Friday 7 August 2020

When the sukebind is in bud ...


Delicious new cover for the Penguin Modern Classics edition of Cold Comfort Farm.  I've never found this book quite as amusing as is often claimed.   Probably because  I am very fond of one of the novels it parodies (Mary Webb's Precious Bane) but there is lots to love about this 1932 classic.

Flora Poste is an elegant bluestocking, remarkably self-assured for a nineteen year old but her moments of self-doubt and kindness keep the reader on her side as she descends on Cold Comfort Farm to drag the unwilling inhabitants into the twentieth century.

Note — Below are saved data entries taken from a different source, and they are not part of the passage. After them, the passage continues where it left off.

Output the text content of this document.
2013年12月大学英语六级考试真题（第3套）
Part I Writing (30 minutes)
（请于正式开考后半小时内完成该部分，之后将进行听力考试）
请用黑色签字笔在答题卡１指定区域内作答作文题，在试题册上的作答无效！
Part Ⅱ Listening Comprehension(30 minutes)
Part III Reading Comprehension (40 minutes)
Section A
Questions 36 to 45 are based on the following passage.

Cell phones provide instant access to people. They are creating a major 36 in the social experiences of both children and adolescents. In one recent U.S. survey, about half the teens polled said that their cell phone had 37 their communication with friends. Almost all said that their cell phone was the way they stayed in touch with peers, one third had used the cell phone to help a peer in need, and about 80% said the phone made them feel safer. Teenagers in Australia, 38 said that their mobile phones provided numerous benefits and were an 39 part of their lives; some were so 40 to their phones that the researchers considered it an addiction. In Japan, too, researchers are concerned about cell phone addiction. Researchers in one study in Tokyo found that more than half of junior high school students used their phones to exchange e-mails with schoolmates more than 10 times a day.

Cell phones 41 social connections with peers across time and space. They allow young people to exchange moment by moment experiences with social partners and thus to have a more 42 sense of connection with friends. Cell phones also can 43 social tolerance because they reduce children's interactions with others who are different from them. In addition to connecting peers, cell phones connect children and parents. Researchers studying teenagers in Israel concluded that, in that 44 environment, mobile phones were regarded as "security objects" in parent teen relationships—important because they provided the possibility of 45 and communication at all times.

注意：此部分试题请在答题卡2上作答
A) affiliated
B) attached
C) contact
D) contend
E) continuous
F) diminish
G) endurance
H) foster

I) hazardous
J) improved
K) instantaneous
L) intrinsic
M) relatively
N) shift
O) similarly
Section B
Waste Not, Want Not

I liked Mrs Beetle, wife of Agony Beetle and mother of Meriam the hired girl who falls pregnant 'when the sukebind* is in bud' and has produced several babies.  Flora advises Meriam on contraception and Mrs Beetle offers her own advice:
Anyway, we know now, thanks to Miss Interference from up the 'ill. And I'll lay she's no better than she ought to be, a bit of a kid like 'er sailing in 'ere as bold as brass and talkin' to you about such things.  Still, she does look as if she washed 'erselef sometimes, and she ain't painted up like a dog's dinner, like most of them nowadays.  Not that I 'old with wot she told, you mind you, it ain't right. 
I really liked all the Jane Austen references.  The novel's dedication comes from Mansfield Park 'Let other pens dwell on guilt and misery' and  begins with Flora's position in the world and financial prospects which is also typical of the beginning of an Austen novel.  I suppose her interfering nature makes her a little like Emma, but Flora does not have Emma's wealth and status.  She does however intend to write a novel as good as Persuasion when she is 53.

Sukebind is a flower invented by Stella Gibbons to symbolise human lust!